Always include the is_deleted column in your silver table schema, regardless of the refresh type:

python
@Dlt.table def silver_table(): df = dlt.read("bronze_table") # Always add is_deleted column, defaulting to False for normal runs if not spark.conf.get("delete_missing_rows", "false").lower() == "true": df = df.withColumn("is_deleted", lit(False)) else: # Your existing full catch-up logic here pass return df

Solution 2: Separate Tables Strategy

Create separate silver tables for different refresh patterns:

  • silver_table_incremental: For daily updates

  • silver_table_full: For weekly full refreshes with delete tracking

Then use a view or downstream table to union them appropriately.​

Solution 3: Schema Evolution Configuration

Enable automatic schema evolution in your DLT pipeline configuration:

python
spark.conf.set("spark.databricks.delta.schema.autoMerge.enabled", "true")

However, use this cautiously as it can mask unintended schema changes.​

Best Practices for Your Use Case

Weekly Full Refresh Strategy

  1. Use DLT's built-in full refresh capability rather than custom logic​

  2. Schedule separate pipelines for full vs incremental refreshes

  3. Leverage Change Data Feed (CDF) for deleted record tracking​

Handling Deleted Records

Consider implementing a more robust deleted record detection strategy:

python
@Dlt.table def silver_table_with_deletes(): current_data = dlt.read("bronze_latest") if is_full_refresh_run(): # Compare with previous state previous_data = dlt.read("bronze_previous") deleted_records = detect_deleted_records(previous_data, current_data) return current_data.union(deleted_records.withColumn("is_deleted", lit(True))) else: return current_data.withColumn("is_deleted", lit(False))

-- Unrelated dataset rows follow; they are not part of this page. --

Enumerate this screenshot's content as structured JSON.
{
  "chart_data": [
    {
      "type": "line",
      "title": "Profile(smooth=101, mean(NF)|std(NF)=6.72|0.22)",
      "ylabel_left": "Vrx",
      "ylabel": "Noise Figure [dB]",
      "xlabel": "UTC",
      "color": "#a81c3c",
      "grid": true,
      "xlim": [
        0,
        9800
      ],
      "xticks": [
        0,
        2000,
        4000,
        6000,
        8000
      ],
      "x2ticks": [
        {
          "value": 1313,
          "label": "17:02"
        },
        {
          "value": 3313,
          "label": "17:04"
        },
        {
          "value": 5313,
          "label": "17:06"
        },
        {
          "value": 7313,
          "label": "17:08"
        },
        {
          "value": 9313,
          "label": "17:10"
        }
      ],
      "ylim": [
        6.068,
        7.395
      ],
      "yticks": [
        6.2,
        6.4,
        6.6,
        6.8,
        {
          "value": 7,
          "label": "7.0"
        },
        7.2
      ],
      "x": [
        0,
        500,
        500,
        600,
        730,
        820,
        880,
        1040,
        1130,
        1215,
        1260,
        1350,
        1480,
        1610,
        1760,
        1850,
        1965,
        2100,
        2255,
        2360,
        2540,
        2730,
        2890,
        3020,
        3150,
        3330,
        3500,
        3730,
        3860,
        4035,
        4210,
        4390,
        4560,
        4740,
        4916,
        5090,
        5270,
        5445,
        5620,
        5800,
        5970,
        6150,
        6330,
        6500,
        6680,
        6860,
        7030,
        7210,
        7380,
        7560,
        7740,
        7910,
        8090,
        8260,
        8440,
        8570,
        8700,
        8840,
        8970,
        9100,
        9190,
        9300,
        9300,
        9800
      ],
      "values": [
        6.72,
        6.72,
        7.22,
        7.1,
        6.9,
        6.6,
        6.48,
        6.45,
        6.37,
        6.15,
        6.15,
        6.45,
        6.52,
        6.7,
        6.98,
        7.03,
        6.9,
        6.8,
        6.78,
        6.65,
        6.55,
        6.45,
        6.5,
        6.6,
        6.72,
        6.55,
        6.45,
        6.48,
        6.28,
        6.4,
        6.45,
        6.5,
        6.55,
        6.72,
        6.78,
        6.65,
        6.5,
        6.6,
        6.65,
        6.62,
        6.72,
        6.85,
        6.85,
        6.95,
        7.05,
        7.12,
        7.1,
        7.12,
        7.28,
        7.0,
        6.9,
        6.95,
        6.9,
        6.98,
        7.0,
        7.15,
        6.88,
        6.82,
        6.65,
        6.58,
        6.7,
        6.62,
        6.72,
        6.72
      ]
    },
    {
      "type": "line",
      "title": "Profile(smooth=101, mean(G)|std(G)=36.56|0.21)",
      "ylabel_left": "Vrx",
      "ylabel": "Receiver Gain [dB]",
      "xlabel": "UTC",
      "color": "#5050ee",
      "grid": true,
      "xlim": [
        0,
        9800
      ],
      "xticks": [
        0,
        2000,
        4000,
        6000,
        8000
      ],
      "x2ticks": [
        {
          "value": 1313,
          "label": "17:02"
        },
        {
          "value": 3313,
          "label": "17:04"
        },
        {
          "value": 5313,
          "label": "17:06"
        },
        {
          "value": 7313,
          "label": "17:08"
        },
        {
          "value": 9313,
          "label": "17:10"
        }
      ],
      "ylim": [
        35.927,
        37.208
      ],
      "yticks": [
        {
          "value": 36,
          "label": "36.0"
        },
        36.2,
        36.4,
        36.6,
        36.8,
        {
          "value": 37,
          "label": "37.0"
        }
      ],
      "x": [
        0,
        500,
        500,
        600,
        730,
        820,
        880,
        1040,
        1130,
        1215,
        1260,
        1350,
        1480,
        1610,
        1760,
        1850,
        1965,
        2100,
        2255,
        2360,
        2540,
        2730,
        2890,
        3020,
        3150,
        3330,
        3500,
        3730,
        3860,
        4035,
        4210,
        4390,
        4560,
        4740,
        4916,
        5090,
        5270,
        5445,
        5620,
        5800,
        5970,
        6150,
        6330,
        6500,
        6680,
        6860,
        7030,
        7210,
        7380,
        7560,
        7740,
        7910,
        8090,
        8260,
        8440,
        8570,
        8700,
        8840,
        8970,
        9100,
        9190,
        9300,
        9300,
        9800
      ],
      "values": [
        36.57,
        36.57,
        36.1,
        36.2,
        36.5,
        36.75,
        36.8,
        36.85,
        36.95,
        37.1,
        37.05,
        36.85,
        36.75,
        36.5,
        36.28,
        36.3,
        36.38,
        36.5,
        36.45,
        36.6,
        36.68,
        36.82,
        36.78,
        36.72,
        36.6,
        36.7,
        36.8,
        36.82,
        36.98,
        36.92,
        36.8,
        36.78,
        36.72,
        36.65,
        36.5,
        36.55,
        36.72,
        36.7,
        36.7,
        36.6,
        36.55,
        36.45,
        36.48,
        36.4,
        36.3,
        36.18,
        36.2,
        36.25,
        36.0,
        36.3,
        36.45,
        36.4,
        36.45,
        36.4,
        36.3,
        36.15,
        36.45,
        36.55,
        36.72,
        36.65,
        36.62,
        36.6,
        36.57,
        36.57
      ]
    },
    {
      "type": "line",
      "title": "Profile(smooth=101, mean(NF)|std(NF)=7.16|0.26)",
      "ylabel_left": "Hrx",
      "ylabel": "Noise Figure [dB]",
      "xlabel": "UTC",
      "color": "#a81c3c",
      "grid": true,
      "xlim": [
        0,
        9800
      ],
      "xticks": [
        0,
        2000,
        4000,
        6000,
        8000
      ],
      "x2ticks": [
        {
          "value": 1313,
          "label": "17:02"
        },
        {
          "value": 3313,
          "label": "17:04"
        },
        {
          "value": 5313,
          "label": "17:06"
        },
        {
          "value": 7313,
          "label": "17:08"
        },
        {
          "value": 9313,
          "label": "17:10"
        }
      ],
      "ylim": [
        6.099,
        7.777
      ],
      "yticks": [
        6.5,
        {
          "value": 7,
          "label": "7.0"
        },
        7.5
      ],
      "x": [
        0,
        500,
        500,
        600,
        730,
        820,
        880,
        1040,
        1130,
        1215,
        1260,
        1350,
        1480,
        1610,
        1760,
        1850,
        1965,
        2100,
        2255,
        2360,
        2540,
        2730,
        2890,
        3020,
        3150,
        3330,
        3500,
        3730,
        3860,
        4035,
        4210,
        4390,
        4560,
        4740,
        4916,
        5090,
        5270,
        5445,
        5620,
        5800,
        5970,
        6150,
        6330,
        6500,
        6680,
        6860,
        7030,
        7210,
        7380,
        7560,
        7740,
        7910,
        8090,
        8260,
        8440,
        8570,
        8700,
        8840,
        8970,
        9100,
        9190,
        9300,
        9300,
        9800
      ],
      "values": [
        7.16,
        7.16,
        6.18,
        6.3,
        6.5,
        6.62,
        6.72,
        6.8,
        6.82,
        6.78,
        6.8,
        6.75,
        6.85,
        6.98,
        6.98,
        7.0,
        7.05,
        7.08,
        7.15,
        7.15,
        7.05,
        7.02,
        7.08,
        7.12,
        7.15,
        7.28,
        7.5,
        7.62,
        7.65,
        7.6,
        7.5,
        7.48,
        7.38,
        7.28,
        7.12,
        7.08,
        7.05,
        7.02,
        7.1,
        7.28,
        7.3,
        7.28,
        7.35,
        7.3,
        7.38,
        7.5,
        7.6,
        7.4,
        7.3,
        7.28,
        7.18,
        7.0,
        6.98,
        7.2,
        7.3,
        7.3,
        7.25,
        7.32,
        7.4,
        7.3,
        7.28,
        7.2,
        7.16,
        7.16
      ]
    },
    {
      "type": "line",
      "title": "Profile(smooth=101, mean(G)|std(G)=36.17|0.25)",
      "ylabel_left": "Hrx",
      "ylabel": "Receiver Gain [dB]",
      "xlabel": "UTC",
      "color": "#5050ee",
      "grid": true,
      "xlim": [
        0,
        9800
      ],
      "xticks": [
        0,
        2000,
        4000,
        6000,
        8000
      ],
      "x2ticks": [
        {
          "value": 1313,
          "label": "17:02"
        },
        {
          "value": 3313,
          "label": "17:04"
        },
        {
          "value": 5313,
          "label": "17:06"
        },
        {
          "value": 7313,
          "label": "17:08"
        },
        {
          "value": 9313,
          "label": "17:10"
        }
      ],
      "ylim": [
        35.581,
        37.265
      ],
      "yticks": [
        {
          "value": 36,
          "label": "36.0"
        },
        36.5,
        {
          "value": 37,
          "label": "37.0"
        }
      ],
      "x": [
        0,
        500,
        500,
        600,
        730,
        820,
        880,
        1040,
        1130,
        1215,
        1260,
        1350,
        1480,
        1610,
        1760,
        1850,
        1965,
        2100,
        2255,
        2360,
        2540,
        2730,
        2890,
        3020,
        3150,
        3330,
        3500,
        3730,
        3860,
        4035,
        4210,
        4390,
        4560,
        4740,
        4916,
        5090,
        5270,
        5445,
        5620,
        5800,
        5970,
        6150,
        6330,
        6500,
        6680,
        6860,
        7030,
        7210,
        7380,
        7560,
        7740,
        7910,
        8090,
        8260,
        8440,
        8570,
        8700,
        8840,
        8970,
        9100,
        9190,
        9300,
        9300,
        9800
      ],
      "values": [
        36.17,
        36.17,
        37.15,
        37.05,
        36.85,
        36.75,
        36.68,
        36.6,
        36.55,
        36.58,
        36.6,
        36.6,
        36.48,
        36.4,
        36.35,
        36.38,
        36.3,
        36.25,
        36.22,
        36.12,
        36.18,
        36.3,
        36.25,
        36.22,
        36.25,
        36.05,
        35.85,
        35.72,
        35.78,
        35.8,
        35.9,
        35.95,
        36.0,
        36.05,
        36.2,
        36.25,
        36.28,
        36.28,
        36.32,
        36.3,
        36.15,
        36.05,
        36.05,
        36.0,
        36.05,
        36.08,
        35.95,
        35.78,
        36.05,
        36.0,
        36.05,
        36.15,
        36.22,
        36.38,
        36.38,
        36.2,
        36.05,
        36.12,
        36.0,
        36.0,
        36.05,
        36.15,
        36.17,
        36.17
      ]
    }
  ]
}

Implementation Recommendations

Option A: Redesign with Consistent Schema

  • Always include is_deleted column in silver table

  • Use pipeline parameters to control delete detection logic

  • Maintain schema consistency across all runs

Option B: Use DLT's Native Capabilities

  • Leverage apply_changes with apply_as_deletes parameter​

  • Enable Change Data Feed on source tables

  • Use SCD Type 1 for complete record removal

Option C: Dual Pipeline Approach

  • Separate pipeline for weekly full refresh with delete detection

  • Daily incremental pipeline for standard upserts

  • Downstream merge process to combine results

Avoiding Full Refresh Requirements

To prevent the need for full refreshes due to schema changes:

  1. Define complete schema upfront including optional columns

  2. Use schema evolution settings appropriate for your use case​

  3. Test schema changes in development before production deployment

  4. Consider using streaming tables instead of materialized views for more flexibility​

The most sustainable approach would be Option A (consistent schema) combined with DLT's native delete handling capabilities, as it maintains schema consistency while providing the flexibility you need for both refresh patterns.